Played by actor Aubrey Plaza, one of the characters in the show is a troublemaker who often tries to encourage David to act on impulse. We could say that this character represents what Freud described as the Id. This is the primitive part of our mind whose aim is to fulfill our needs, desires and physical demands, sort of like the devil on your shoulder. This character fights with David’s moral mind (the superego) to have David do things that feel good to him. This sometimes takes the form of acting violently or using substances. We all have the voice that says, “Charge it to your credit card” or, “Just hit him;” however, we often have another voice that says, “I should save money,” and, “You shouldn’t hit people”. If there isn’t a healthy equilibrium amongst these voices then one may feel too much guilt about their wishes or desires, or too little control of their impulses. In David’s case, this is exactly what happens. When the Id character’s voice becomes more powerful and domineering, the show begins to go south and David begins to lose control of his impulses. This internal conflict persists throughout the show and is one that his team eventually needs to help him overcome.

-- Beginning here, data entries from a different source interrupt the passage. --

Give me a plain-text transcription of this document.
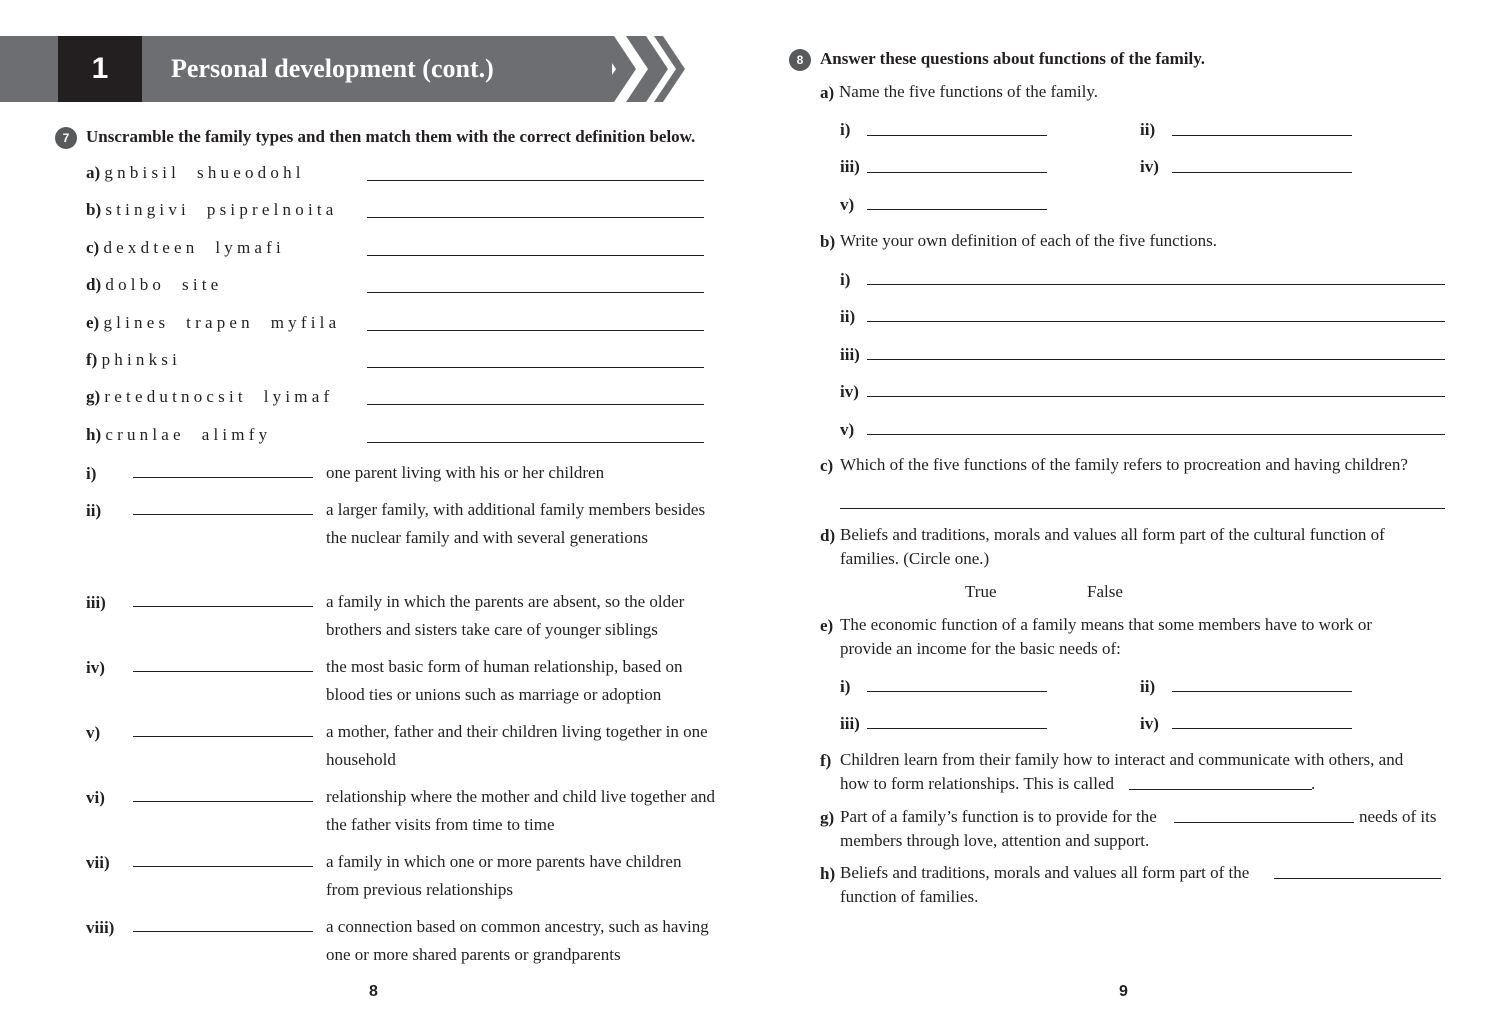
1	Personal development (cont.)
7 Unscramble the family types and then match them with the correct definition below.
a) gnbisil  shueodohl
b) stingivi  psiprelnoita
c) dexdteen  lymafi
d) dolbo  site
e) glines  trapen  myfila
f) phinksi
g) retedutnocsit  lyimaf
h) crunlae  alimfy
i)	one parent living with his or her children
ii)	a larger family, with additional family members besides the nuclear family and with several generations
iii)	a family in which the parents are absent, so the older brothers and sisters take care of younger siblings
iv)	the most basic form of human relationship, based on blood ties or unions such as marriage or adoption
v)	a mother, father and their children living together in one household
vi)	relationship where the mother and child live together and the father visits from time to time
vii)	a family in which one or more parents have children from previous relationships
viii)	a connection based on common ancestry, such as having one or more shared parents or grandparents
8 Answer these questions about functions of the family.
a) Name the five functions of the family.
i)	ii)
iii)	iv)
v)
b) Write your own definition of each of the five functions.
i)
ii)
iii)
iv)
v)
c) Which of the five functions of the family refers to procreation and having children?
d) Beliefs and traditions, morals and values all form part of the cultural function of
families. (Circle one.)
True	False
e) The economic function of a family means that some members have to work or
provide an income for the basic needs of:
i)	ii)
iii)	iv)
f) Children learn from their family how to interact and communicate with others, and
how to form relationships. This is called	.
g) Part of a family’s function is to provide for the	needs of its
members through love, attention and support.
h) Beliefs and traditions, morals and values all form part of the
function of families.
8	9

We can all connect with David’s experiences in the show because David’s struggles feel very familiar to us. We all have experienced not wanting to know certain things about ourselves or our experiences, or have been confronted with certain realities that require us to either make a difficult adjustment or live in some sort of denial. I think that’s why this show is so special, because we are constantly having a similar struggle to some extent. Whether it be a conflict between wanting attention and hating attention, or wanting to get some work done and wanting to watch more Legion. We all experience conflict on a daily basis. It is easy to like David because we are David.